(a) By induction. If there is only one element in $A$ then it is the largest. Suppose there is a largest element for any finite set of cardinality $n-1$ . If $A$ has $n$ elements, and $x\in A$ , then $A-\{x\}$ has the largest element $y$ (by induction), and $y$ is the largest element of $A$ if $x<y$ , otherwise $x$ is the largest element of $A$ .

(b) The bijection is constructed by induction: if $A$ has $n$ elements and for all ordered finite sets of cardinality $n-1$ the fact is proved, we simply take $b$ , the largest element of $A$ , and extend the order preserving bijection $f$ of $A-\{b\}$ with $\{1,\ldots,n-1\}$ (the existence of which is assumed by the induction hypothesis) by letting $f(b)=n$ .

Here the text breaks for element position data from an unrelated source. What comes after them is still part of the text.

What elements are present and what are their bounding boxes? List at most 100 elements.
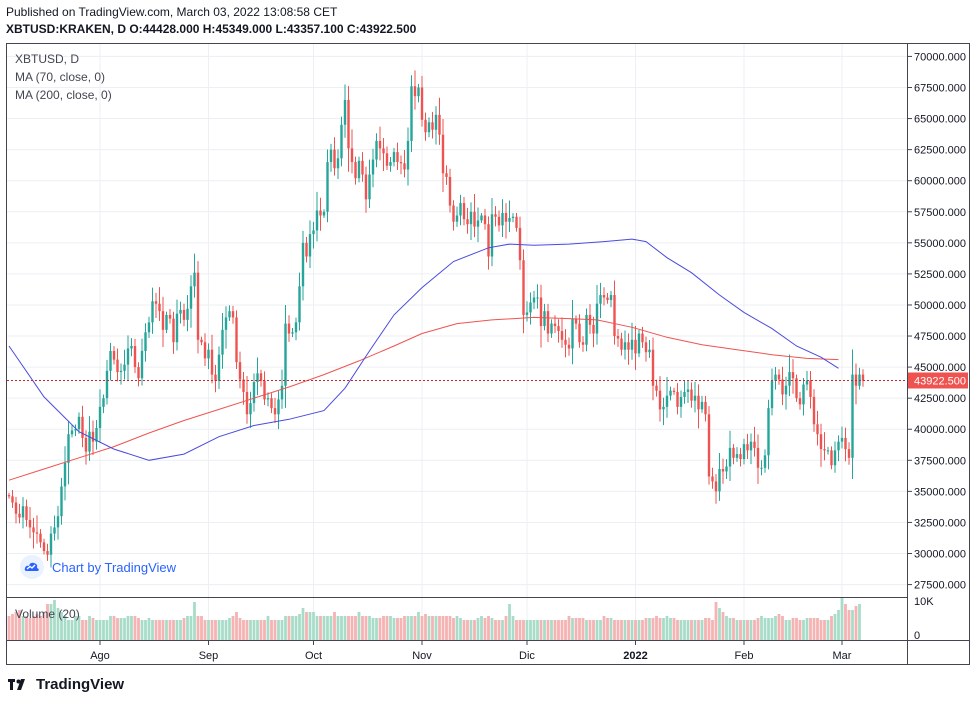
candle-body xyxy=(641,333,644,343)
candle-body xyxy=(511,216,515,218)
volume-bar xyxy=(515,620,518,640)
volume-bars xyxy=(7,598,861,640)
candle-body xyxy=(361,160,364,175)
volume-bar xyxy=(417,612,420,640)
volume-bar xyxy=(732,618,735,640)
volume-bar xyxy=(602,616,606,640)
candle-body xyxy=(774,374,777,381)
candle-body xyxy=(385,153,389,166)
candle-body xyxy=(837,441,840,451)
candle-body xyxy=(770,380,774,409)
candle-body xyxy=(441,134,445,174)
volume-bar xyxy=(539,620,543,640)
candle-body xyxy=(637,333,641,354)
candle-body xyxy=(438,114,441,135)
volume-bar xyxy=(431,616,434,640)
candle-body xyxy=(329,149,333,163)
volume-bar xyxy=(725,616,728,640)
candle-body xyxy=(53,527,56,534)
volume-bar xyxy=(294,616,298,640)
volume-bar xyxy=(263,620,266,640)
candle-body xyxy=(7,495,11,497)
volume-bar xyxy=(473,620,476,640)
volume-bar xyxy=(518,620,522,640)
volume-bar xyxy=(445,616,448,640)
volume-bar xyxy=(81,620,84,640)
volume-bar xyxy=(140,620,144,640)
volume-bar xyxy=(266,616,270,640)
volume-bar xyxy=(200,616,203,640)
volume-bar xyxy=(781,616,784,640)
candle-body xyxy=(179,309,182,314)
volume-bar xyxy=(648,618,651,640)
volume-bar xyxy=(413,616,417,640)
volume-bar xyxy=(42,612,46,640)
volume-bar xyxy=(763,618,767,640)
volume-bar xyxy=(613,620,616,640)
volume-bar xyxy=(483,618,487,640)
candle-body xyxy=(375,140,378,160)
footer-logo[interactable]: TradingView xyxy=(8,674,124,694)
volume-bar xyxy=(193,602,196,640)
volume-bar xyxy=(350,616,354,640)
candle-body xyxy=(259,373,263,381)
volume-bar xyxy=(392,618,396,640)
volume-bar xyxy=(651,618,655,640)
price-tick-label: 67500.000 xyxy=(914,82,966,94)
candle-body xyxy=(550,323,553,334)
volume-bar xyxy=(795,618,798,640)
candle-body xyxy=(263,380,266,400)
watermark[interactable]: Chart by TradingView xyxy=(20,555,176,579)
candle-body xyxy=(749,441,753,451)
candle-body xyxy=(364,174,368,200)
candle-body xyxy=(448,176,452,206)
candle-body xyxy=(833,450,837,466)
candle-body xyxy=(116,359,119,373)
candle-body xyxy=(291,332,294,334)
candle-body xyxy=(231,311,235,318)
candle-body xyxy=(518,227,522,261)
candle-body xyxy=(343,99,347,125)
candle-body xyxy=(98,406,102,428)
time-tick-label: Feb xyxy=(735,650,754,662)
volume-bar xyxy=(242,620,245,640)
legend-ma70: MA (70, close, 0) xyxy=(15,70,106,84)
candle-body xyxy=(434,114,438,130)
candle-body xyxy=(613,295,616,337)
candle-body xyxy=(389,162,392,166)
volume-bar xyxy=(228,618,231,640)
volume-bar xyxy=(98,620,102,640)
last-price-tag: 43922.500 xyxy=(908,372,968,389)
volume-bar xyxy=(462,620,466,640)
volume-bar xyxy=(487,616,490,640)
volume-bar xyxy=(700,620,704,640)
last-price-tag-bg xyxy=(908,372,968,389)
volume-bar xyxy=(669,618,672,640)
candle-body xyxy=(662,406,665,410)
candle-body xyxy=(224,317,228,330)
volume-bar xyxy=(550,620,553,640)
candle-body xyxy=(781,379,784,395)
candle-body xyxy=(532,297,536,303)
candle-body xyxy=(508,217,511,222)
time-tick-label: Mar xyxy=(833,650,852,662)
candle-body xyxy=(826,450,830,452)
price-axis: 70000.000 67500.000 65000.000 62500.000 6000… xyxy=(907,51,966,592)
volume-bar xyxy=(273,620,277,640)
candle-body xyxy=(21,506,25,518)
candle-body xyxy=(333,149,336,169)
volume-bar xyxy=(756,618,760,640)
candle-body xyxy=(658,390,662,410)
volume-bar xyxy=(329,616,333,640)
volume-bar xyxy=(749,620,753,640)
volume-bar xyxy=(830,616,833,640)
volume-bar xyxy=(7,616,11,640)
volume-bar xyxy=(336,616,340,640)
time-tick-label: Ago xyxy=(90,650,110,662)
volume-bar xyxy=(581,618,585,640)
time-tick-label: Sep xyxy=(199,650,219,662)
candle-body xyxy=(144,332,147,351)
candle-body xyxy=(700,401,704,410)
candle-body xyxy=(35,532,39,534)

A more interesting approach is to define $f$ without induction: $f(a)=$ the cardinality of $S_{a}=\{x\in A|x\le a\}$ . $S_{a}$ is a non-empty subset of $A$ ($a\le a$ ), so, it has cardinality form $1$ to $n$ (Corollary 6.6). Further, if $a<b$ , then $x\le a$ implies $x\le b$ , and $b\not\le a$ , i.e. $S_{a}\subsetneq S_{b}$ , and $f(a)<f(b)$ (Corollary 6.6). Overall, we have an injective function $f$ from $A$ to $S_{n+1}$ , but we also have a bijective function $g$ from $A$ to $S_{n+1}$ ($A$ has cardinality $n$ ), so that $f$ must be bijective ($f\circ g^{-1}$ is a bijective correspondence of $S_{n+1}$ with the image set of $f$ ).